Tolstoï et l’histoire
Son aversion contre Napoléon et contre la théorie hégélienne des « grands hommes » a engagé Tolstoï à édifier, dans les derniers chapitres de Guerre et paix, l’une des théories de la liberté et de la nécessité les plus profondes et les plus neuves de toute l’époque moderne. Ce n’est pas Napoléon qui est vainqueur à Austerlitz, ce n’est pas Koutouzov qui tourne la défaite de Borodino à son avantage ; l’histoire est faite par les grandes masses, par les millions d’hommes qui se trouvent projetés, dans de telles circonstances, les uns contre les autres : « Les quinze premières années du XIXe siècle en Europe offrent le spectacle d’un extraordinaire mouvement de millions d’hommes, qui abandonnent leurs occupations habituelles, se précipitent d’un côté de l’Europe à l’autre, pillent, s’entre-tuent, vainqueurs ou désespérés. […] Quelle est la cause de ce mouvement ? » (Guerre et paix, Pléiade, p. 1070). La Révolution, puis Napoléon ? « L’esprit humain, non seulement se refuse à croire à cette explication, mais encore déclare tout net que ce procédé d’explication est erroné, car le phénomène le plus faible y est pris pour la cause du plus fort. C’est la somme des volontés humaines qui a créé la Révolution et Napoléon ; et c’est elle seule qui, après les avoir endurés, les a anéantis » (ibid.). L’historien.ne doit se conformer à ce précepte, et « laisser de côté rois, ministres et généraux pour scruter les éléments homogènes, infinitésimaux, qui mènent les masses » (ibid., p. 1071).

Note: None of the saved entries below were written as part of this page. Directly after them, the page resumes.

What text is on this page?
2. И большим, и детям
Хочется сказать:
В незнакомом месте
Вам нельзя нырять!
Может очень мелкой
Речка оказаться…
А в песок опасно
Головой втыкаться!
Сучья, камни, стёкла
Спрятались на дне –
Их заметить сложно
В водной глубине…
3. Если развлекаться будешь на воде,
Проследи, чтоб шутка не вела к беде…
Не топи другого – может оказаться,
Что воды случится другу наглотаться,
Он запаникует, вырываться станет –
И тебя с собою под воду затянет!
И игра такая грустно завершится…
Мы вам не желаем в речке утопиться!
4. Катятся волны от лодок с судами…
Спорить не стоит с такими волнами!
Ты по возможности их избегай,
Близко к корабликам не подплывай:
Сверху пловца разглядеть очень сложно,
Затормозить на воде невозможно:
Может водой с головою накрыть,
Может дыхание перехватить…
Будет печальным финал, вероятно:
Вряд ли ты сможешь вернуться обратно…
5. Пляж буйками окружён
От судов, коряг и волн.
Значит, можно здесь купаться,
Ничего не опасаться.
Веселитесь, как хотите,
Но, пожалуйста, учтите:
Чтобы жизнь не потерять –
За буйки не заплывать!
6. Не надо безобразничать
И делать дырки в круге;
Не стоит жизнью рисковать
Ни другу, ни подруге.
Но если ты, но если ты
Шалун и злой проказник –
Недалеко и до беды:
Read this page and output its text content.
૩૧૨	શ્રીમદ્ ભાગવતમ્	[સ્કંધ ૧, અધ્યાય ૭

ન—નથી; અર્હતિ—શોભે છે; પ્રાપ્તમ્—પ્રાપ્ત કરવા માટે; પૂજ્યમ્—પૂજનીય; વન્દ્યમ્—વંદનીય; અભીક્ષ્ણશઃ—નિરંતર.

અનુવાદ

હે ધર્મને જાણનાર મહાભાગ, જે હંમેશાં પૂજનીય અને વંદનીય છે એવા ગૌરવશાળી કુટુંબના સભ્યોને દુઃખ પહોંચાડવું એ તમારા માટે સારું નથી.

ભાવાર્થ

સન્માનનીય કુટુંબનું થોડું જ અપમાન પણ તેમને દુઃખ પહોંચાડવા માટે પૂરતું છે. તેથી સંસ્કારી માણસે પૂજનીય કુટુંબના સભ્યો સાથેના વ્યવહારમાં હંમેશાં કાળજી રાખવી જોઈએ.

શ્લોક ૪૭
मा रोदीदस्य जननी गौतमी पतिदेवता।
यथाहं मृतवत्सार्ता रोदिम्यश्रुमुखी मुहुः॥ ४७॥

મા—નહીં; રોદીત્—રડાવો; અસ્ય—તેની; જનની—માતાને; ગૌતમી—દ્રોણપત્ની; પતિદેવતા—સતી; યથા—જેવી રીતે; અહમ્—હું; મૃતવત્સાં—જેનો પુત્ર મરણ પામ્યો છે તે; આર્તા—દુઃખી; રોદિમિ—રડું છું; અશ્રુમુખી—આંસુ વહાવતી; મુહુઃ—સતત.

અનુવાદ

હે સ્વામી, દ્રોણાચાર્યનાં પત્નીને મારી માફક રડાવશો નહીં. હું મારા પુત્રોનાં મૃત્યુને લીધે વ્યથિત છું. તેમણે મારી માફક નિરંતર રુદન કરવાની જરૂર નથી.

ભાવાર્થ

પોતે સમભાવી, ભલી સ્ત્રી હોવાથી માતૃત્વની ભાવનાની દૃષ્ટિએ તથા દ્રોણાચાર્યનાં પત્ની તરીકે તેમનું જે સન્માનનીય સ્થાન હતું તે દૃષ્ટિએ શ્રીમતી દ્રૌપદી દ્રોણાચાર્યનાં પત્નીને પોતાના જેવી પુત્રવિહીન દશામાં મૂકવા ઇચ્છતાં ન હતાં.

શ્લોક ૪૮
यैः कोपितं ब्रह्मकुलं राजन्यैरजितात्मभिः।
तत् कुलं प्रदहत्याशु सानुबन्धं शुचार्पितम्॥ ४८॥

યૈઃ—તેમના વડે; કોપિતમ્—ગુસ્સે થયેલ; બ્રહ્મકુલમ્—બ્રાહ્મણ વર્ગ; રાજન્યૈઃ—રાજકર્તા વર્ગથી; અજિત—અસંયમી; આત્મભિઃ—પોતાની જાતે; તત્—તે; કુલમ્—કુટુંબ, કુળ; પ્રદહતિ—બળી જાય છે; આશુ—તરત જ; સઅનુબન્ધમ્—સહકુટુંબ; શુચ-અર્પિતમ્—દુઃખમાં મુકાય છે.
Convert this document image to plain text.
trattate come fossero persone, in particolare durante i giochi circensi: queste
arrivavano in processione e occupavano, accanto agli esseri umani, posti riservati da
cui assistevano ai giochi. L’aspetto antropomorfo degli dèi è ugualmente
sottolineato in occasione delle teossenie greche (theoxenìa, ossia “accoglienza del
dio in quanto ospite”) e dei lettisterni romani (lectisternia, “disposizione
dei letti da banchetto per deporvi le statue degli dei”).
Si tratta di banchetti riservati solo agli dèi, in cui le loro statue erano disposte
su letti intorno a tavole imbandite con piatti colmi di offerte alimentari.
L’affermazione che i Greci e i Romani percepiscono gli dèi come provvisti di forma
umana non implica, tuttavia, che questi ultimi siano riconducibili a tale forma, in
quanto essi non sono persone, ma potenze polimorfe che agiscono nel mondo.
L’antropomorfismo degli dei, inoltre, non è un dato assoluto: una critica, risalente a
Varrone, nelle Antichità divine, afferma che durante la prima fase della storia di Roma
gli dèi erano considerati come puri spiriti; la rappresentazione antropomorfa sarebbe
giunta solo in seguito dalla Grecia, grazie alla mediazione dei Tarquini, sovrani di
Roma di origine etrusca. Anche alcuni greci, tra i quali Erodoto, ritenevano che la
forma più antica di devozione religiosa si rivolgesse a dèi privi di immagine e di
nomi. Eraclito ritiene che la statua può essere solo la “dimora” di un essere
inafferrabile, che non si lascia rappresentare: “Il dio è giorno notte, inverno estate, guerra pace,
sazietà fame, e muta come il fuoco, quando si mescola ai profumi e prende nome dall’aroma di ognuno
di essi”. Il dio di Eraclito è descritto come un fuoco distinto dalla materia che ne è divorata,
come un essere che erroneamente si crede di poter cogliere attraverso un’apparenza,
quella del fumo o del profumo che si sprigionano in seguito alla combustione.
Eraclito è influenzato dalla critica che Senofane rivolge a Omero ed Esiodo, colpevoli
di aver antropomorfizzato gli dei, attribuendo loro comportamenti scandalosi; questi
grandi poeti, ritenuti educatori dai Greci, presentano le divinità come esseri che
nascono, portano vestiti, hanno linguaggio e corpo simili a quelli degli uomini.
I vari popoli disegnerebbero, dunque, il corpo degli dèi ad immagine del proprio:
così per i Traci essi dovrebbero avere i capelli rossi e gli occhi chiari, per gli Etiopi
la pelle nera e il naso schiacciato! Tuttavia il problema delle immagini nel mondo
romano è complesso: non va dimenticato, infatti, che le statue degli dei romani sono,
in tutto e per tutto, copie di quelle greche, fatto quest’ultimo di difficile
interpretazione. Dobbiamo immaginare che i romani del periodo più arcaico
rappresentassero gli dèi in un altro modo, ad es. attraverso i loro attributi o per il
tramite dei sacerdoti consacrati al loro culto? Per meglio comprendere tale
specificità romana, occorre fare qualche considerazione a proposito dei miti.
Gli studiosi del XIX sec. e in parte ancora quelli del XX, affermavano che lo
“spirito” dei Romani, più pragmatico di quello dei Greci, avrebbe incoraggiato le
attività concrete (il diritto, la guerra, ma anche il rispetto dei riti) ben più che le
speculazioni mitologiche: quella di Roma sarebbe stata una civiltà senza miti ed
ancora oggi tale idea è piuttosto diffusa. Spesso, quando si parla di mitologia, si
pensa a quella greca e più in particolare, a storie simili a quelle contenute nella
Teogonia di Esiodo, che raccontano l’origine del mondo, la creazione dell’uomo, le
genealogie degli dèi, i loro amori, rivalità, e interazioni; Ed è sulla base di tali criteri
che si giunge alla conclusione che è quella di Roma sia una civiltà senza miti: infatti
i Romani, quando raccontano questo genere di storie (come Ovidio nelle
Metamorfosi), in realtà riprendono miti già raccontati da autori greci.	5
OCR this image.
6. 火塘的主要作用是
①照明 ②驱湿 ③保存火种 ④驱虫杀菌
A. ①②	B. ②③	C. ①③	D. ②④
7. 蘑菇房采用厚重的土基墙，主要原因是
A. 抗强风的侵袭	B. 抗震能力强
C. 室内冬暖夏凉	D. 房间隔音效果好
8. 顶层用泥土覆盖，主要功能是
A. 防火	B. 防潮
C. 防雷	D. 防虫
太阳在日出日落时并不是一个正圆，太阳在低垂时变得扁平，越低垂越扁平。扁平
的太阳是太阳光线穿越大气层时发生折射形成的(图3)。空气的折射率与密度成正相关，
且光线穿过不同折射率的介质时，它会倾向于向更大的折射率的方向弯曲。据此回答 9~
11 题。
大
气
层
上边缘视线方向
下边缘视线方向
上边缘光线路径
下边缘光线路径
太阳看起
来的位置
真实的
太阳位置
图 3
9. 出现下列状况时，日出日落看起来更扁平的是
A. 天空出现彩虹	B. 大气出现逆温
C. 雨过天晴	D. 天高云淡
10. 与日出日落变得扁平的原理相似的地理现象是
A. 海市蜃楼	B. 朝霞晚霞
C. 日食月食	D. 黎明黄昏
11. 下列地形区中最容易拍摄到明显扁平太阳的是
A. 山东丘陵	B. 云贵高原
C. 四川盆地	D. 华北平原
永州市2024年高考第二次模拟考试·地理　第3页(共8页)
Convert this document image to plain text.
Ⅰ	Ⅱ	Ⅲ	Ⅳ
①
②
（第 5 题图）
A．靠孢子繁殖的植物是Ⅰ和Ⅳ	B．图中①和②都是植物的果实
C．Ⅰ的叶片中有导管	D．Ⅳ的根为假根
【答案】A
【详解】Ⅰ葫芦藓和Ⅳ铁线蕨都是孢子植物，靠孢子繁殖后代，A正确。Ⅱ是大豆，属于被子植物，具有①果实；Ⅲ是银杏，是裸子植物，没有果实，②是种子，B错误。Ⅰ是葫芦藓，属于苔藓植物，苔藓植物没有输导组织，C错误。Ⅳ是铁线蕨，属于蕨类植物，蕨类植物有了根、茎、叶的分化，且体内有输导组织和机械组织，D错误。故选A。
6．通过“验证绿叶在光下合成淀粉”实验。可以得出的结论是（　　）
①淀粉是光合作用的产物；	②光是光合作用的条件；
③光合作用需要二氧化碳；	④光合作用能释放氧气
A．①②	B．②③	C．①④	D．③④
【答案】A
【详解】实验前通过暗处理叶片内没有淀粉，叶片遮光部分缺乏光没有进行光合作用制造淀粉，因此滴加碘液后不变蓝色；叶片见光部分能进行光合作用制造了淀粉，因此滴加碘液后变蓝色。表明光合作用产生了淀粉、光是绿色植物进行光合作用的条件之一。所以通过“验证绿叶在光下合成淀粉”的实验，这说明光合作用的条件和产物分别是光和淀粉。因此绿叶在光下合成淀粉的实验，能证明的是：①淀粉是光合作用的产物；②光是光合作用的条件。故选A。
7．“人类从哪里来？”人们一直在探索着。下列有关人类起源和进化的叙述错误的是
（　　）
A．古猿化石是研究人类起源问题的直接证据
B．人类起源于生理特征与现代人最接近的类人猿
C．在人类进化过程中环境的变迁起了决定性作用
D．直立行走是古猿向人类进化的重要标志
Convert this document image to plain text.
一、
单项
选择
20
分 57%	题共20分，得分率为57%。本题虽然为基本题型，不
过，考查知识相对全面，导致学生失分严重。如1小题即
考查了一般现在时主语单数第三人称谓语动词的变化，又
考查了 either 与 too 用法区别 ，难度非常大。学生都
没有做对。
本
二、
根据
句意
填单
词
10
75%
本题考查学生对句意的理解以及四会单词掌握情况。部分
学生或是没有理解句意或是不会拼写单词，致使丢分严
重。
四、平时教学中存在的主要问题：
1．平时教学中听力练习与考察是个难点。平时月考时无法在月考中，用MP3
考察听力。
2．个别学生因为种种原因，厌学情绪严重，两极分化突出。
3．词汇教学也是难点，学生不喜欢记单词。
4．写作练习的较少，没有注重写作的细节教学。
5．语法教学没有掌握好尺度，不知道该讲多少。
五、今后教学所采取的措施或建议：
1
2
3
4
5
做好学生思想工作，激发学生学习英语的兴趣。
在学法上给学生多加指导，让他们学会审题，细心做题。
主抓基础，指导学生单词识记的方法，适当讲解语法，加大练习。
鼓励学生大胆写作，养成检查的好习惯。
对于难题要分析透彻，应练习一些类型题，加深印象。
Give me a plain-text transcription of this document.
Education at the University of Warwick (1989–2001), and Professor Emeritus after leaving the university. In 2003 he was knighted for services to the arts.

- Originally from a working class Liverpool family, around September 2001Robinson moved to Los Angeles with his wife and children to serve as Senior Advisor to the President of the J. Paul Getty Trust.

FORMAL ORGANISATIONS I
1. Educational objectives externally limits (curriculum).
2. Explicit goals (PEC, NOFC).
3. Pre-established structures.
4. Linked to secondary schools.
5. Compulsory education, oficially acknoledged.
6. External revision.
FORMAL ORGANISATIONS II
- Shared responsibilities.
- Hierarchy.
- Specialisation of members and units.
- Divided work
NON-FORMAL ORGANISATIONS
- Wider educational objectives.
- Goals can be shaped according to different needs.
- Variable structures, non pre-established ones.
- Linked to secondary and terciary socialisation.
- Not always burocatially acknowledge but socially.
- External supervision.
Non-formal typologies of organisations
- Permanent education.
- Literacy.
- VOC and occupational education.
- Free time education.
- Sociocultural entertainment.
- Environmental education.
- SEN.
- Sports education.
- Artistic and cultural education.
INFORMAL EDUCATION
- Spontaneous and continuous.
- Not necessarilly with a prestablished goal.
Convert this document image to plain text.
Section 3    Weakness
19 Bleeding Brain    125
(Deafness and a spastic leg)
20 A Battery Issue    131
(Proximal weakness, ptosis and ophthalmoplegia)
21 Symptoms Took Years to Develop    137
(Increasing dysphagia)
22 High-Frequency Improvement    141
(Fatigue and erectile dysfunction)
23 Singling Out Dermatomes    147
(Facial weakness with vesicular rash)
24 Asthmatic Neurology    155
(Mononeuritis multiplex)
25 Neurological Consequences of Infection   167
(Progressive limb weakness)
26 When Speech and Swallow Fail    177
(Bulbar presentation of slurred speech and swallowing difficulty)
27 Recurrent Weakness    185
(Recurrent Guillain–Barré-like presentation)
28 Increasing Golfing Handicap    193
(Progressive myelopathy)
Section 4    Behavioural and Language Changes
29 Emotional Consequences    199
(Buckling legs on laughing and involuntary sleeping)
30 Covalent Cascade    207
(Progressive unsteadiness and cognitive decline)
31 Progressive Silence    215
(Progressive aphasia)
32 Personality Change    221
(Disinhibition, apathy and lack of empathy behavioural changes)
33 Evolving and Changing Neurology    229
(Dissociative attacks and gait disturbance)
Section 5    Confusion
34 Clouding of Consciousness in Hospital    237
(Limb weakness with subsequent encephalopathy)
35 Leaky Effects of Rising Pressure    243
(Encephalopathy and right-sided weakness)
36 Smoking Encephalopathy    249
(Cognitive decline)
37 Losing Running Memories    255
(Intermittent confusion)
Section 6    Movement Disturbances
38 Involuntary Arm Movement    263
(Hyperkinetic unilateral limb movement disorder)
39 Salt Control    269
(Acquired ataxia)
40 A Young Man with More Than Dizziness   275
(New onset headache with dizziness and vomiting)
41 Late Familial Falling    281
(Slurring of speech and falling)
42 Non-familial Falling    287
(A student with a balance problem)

Déterminisme, objecteront les uns, fatalisme, niant la possibilité de la résistance individuelle à l’oppression et justifiant tous conformismes et toutes lâchetés ? — Non, car en dépit de ce procédé littéraire, tout empreint de tragique chrétien, que Tolstoï et Dostoïevski mettent en œuvre toutes les fois où ils considèrent leurs personnages du point de vue de leur destin une fois achevé, Napoléon et Koutouzov exercent tout de même une efficace, à travers ce que Tolstoï nomme leur « pouvoir » (ils donnent, ou, dans le cas de Koutozov, ils s’abstiennent de donner, un certain nombre d’ordres qui prennent leur place au sein d’une chaîne causale). « Napoléon Ier ordonne, et ses soldats s’en vont en Russie. Alexandre Ier ordonne, et les Français se soumettent aux Bourbons. L’expérience nous démontre qu’un événement, quel qu’il soit, est toujours lié à la volonté d’un ou de plusieurs personnages qui l’ont ordonné » (ibid., p. 1578).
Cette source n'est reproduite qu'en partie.